Drawbacks of the pipes and filters style can occur when the number of filters of a system is large. Then error handling can be difficult. Furthermore, the overhead, both for data transfer between the filters and the translation of the data from the application-internal format into the format of the piping infrastructure can be high.
The most popular example of a pipes and filters architecture are Unix shell scripts. There, the outputs of one command can serve as the input of another command by connecting both with the Unix pipe symbol (|).
1 Piping and Mashups
The pipes and filters style is applied to mashup platforms to allow for the creation of data mashups by users. Users can configure and combine data flows of data services using flow composition tools that visualize data flows. Such tools help to facilitate users to allow for user-configurable data processing (Riabov et al., 2008).

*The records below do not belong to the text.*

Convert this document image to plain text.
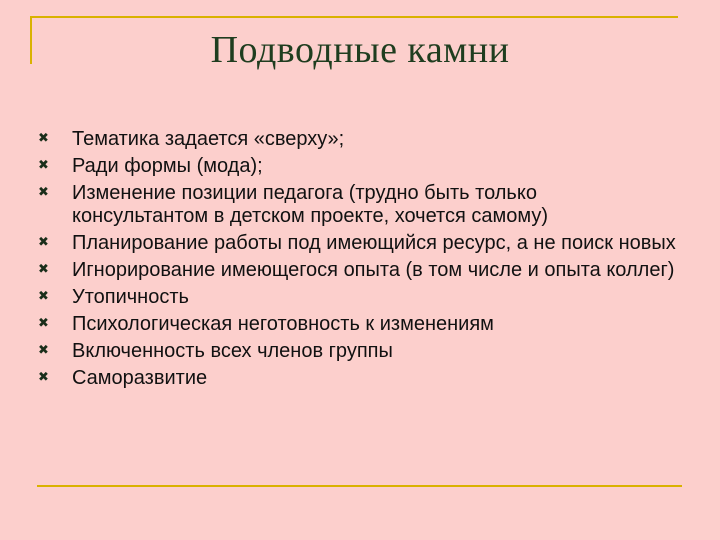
Подводные камни
✖ Тематика задается «сверху»;
✖ Ради формы (мода);
✖ Изменение позиции педагога (трудно быть только консультантом в детском проекте, хочется самому)
✖ Планирование работы под имеющийся ресурс, а не поиск новых
✖ Игнорирование имеющегося опыта (в том числе и опыта коллег)
✖ Утопичность
✖ Психологическая неготовность к изменениям
✖ Включенность всех членов группы
✖ Саморазвитие
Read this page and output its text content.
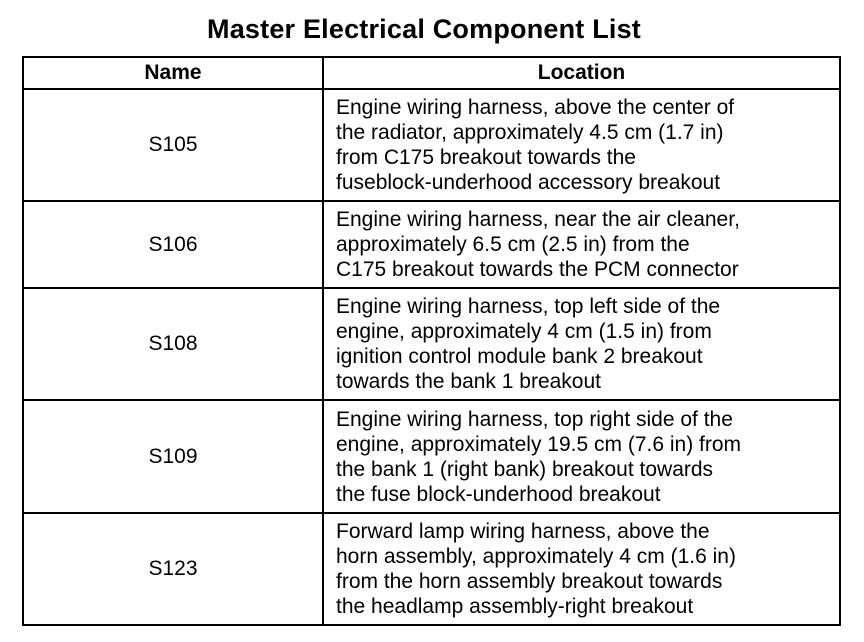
Master Electrical Component List
Name	Location
S105	Engine wiring harness, above the center of
the radiator, approximately 4.5 cm (1.7 in)
from C175 breakout towards the
fuseblock-underhood accessory breakout

S106	Engine wiring harness, near the air cleaner,
approximately 6.5 cm (2.5 in) from the
C175 breakout towards the PCM connector

S108	Engine wiring harness, top left side of the
engine, approximately 4 cm (1.5 in) from
ignition control module bank 2 breakout
towards the bank 1 breakout

S109	Engine wiring harness, top right side of the
engine, approximately 19.5 cm (7.6 in) from
the bank 1 (right bank) breakout towards
the fuse block-underhood breakout

S123	Forward lamp wiring harness, above the
horn assembly, approximately 4 cm (1.6 in)
from the horn assembly breakout towards
the headlamp assembly-right breakout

Piping in mashup tools allows users to express data combination logic. Mashup tools, such as Yahoo! Pipes and IBM Damia, were early tools to provide components which implement operations like accessing sources, filtering input data, or merging feeds. Users can link such operators visually and thus configure a sequence of data flow pipelines and ideally integrate heterogeneous Web-based resources. There are authors that compared the procedural approach of creating a pipe with an explicit definition of a query execution plan. The main advantage of the piping approach is its simplicity. Therefore mashup tools, based on the piping approach, try to allow for users with no or minor programming skills to create mashups. Here one good example is the FAST GVS (Gadget Visual Storyboard). FAST is a EU sponsored research project and focuses on building a tool that allows the visual “programming” of mashups.

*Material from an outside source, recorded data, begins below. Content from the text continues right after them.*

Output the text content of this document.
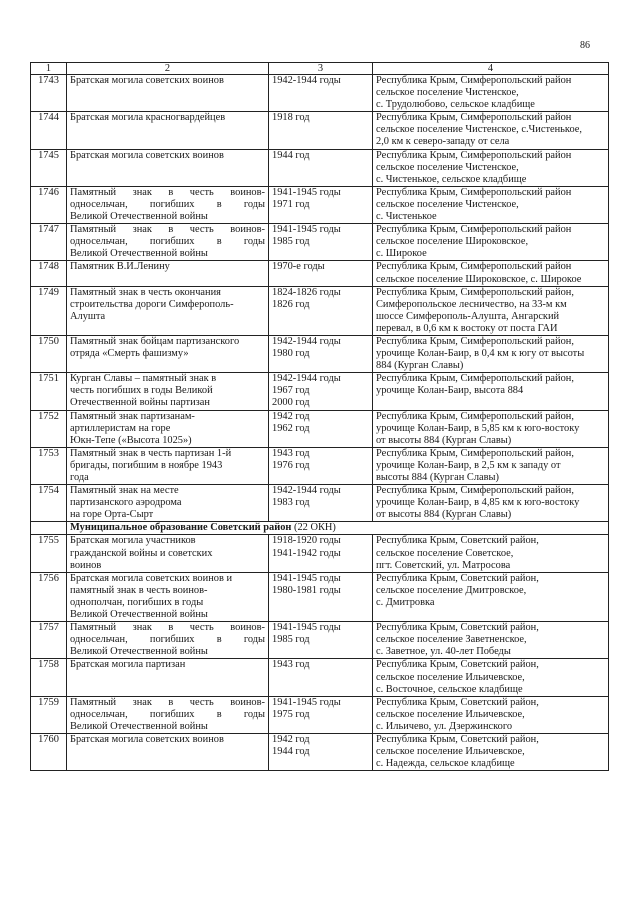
86
1	2	3	4
1743	Братская могила советских воинов	1942-1944 годы	Республика Крым, Симферопольский район
сельское поселение Чистенское,
с. Трудолюбово, сельское кладбище

1744	Братская могила красногвардейцев	1918 год	Республика Крым, Симферопольский район
сельское поселение Чистенское, с.Чистенькое,
2,0 км к северо-западу от села

1745	Братская могила советских воинов	1944 год	Республика Крым, Симферопольский район
сельское поселение Чистенское,
с. Чистенькое, сельское кладбище

1746	Памятный знак в честь воинов-
односельчан, погибших в годы
Великой Отечественной войны	1941-1945 годы
1971 год	Республика Крым, Симферопольский район
сельское поселение Чистенское,
с. Чистенькое

1747	Памятный знак в честь воинов-
односельчан, погибших в годы
Великой Отечественной войны	1941-1945 годы
1985 год	Республика Крым, Симферопольский район
сельское поселение Широковское,
с. Широкое

1748	Памятник В.И.Ленину	1970-е годы	Республика Крым, Симферопольский район
сельское поселение Широковское, с. Широкое

1749	Памятный знак в честь окончания
строительства дороги Симферополь-
Алушта	1824-1826 годы
1826 год	Республика Крым, Симферопольский район,
Симферопольское лесничество, на 33-м км
шоссе Симферополь-Алушта, Ангарский
перевал, в 0,6 км к востоку от поста ГАИ

1750	Памятный знак бойцам партизанского
отряда «Смерть фашизму»	1942-1944 годы
1980 год	Республика Крым, Симферопольский район,
урочище Колан-Баир, в 0,4 км к югу от высоты
884 (Курган Славы)

1751	Курган Славы – памятный знак в
честь погибших в годы Великой
Отечественной войны партизан	1942-1944 годы
1967 год
2000 год	Республика Крым, Симферопольский район,
урочище Колан-Баир, высота 884

1752	Памятный знак партизанам-
артиллеристам на горе
Юкн-Тепе («Высота 1025»)	1942 год
1962 год	Республика Крым, Симферопольский район,
урочище Колан-Баир, в 5,85 км к юго-востоку
от высоты 884 (Курган Славы)

1753	Памятный знак в честь партизан 1-й
бригады, погибшим в ноябре 1943
года	1943 год
1976 год	Республика Крым, Симферопольский район,
урочище Колан-Баир, в 2,5 км к западу от
высоты 884 (Курган Славы)

1754	Памятный знак на месте
партизанского аэродрома
на горе Орта-Сырт	1942-1944 годы
1983 год	Республика Крым, Симферопольский район,
урочище Колан-Баир, в 4,85 км к юго-востоку
от высоты 884 (Курган Славы)

	Муниципальное образование Советский район (22 ОКН)		
1755	Братская могила участников
гражданской войны и советских
воинов	1918-1920 годы
1941-1942 годы	Республика Крым, Советский район,
сельское поселение Советское,
пгт. Советский, ул. Матросова

1756	Братская могила советских воинов и
памятный знак в честь воинов-
однополчан, погибших в годы
Великой Отечественной войны	1941-1945 годы
1980-1981 годы	Республика Крым, Советский район,
сельское поселение Дмитровское,
с. Дмитровка

1757	Памятный знак в честь воинов-
односельчан, погибших в годы
Великой Отечественной войны	1941-1945 годы
1985 год	Республика Крым, Советский район,
сельское поселение Заветненское,
с. Заветное, ул. 40-лет Победы

1758	Братская могила партизан	1943 год	Республика Крым, Советский район,
сельское поселение Ильичевское,
с. Восточное, сельское кладбище

1759	Памятный знак в честь воинов-
односельчан, погибших в годы
Великой Отечественной войны	1941-1945 годы
1975 год	Республика Крым, Советский район,
сельское поселение Ильичевское,
с. Ильичево, ул. Дзержинского

1760	Братская могила советских воинов	1942 год
1944 год	Республика Крым, Советский район,
сельское поселение Ильичевское,
с. Надежда, сельское кладбище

In the Video you can see how piping can be used to create an operation based on predefined interfaces and web based resources. The pipe defines a screen in the FAST platform, which has an input and an output. The in- and outputs interface to other screens and multiple screens form a process. The piping operation here is only for the use of the integration of information flow between the resources (e.g. web services) and the interfaces of the screens.
Hohpe, G. and Woolf, B. (2008). Enterprise integration patterns: Designing, building, and deploying messaging solutions. The Addison-Wesley signature series. Addison-Wesley, Boston, Mass., 12. print. edition.
Riabov, A. V., Boillet, E., Feblowitz, M. D., Liu, Z., and Ranganathan, A. (2008). Wishfulsearch: interactive composition of data mashups. In WWW ’08: Proceeding of the 17thinternational conference on World Wide Web, pages 775-784. ACM.